Le zona est un type de maladie contracté lors d’une varicelle dans l’enfance dû au virus varicelle-zona ou peut-être lors d’une contamination postérieure, puis il reste en sommeil dans certains ganglions nerveux. Le zona peut réapparaître, lorsque la personne devient adulte, dans certaines conditions telles que la fatigue, une maladie quelconque, l’âge avancé. En effet, les personnes âgées de plus de 50 ans sont les plus touchées, étant donné que le système immunitaire devient moins énergique contre le « virus ».

La vaccination est recommandée chez les personnes âgées, à partir de 50 ans et surtout pour la tranche d’âge [65ans-74ans] car le zona peut prendre des formes sévères. Le questionnaire médical ne fait pas référence si la personne âgée a déjà eu la varicelle ou non, car le vaccin est administré dans le but de diminuer le risque de zona et le risque de douleur de névralgie post-zostériennes. Le vaccin est administré en une seule dose sans rappel, et peut être fait simultanément avec le vaccin contre la grippe saisonnière ou autre vaccins.
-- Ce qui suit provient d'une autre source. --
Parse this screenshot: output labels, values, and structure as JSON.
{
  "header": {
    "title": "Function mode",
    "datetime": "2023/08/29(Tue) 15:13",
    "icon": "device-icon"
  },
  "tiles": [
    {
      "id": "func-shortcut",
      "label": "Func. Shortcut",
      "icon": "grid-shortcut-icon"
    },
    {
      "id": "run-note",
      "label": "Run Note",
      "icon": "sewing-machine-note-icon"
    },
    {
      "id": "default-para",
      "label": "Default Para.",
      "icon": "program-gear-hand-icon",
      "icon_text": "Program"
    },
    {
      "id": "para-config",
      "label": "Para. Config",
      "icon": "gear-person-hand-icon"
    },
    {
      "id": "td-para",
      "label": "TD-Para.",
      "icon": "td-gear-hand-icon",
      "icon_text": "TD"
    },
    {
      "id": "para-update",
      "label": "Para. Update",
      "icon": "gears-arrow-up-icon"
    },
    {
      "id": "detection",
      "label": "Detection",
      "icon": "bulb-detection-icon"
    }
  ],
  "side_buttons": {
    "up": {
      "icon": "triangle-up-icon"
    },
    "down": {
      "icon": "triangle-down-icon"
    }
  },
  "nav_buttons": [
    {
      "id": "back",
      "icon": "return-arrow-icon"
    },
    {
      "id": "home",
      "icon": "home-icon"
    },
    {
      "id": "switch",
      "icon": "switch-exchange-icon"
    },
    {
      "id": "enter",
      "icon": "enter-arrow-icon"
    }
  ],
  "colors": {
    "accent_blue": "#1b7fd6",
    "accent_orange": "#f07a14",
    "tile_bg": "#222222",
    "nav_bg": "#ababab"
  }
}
Le nom commercial du vaccin contre le zona est « Zostavax® ». Le vaccin doit être prescrit par un médecin, sinon il n’est pas remboursé par la Sécurité Sociale. Quant à la vaccination, elle peut être effectuée par un infirmier en libéral ou en hôpital ou dans un centre de vaccination public. La dépense relative au vaccin contre le zona est remboursée à hauteur de 30% par la Sécurité Sociale, y compris l’injection, pour les personnes âgée de plus de 65 ans. En dehors de cette tranche d’âge, les frais du vaccin ne sont pas remboursés.

A noter que la vaccination effectuée auprès d’un centre de vaccination public ne requiert pas d’avance de frais, ni pour la consultation. Contrairement, le patient doit payer immédiatement auprès d’une pharmacie. La complémentaire santé peut contribuer au remboursement des frais du vaccin contre le zona.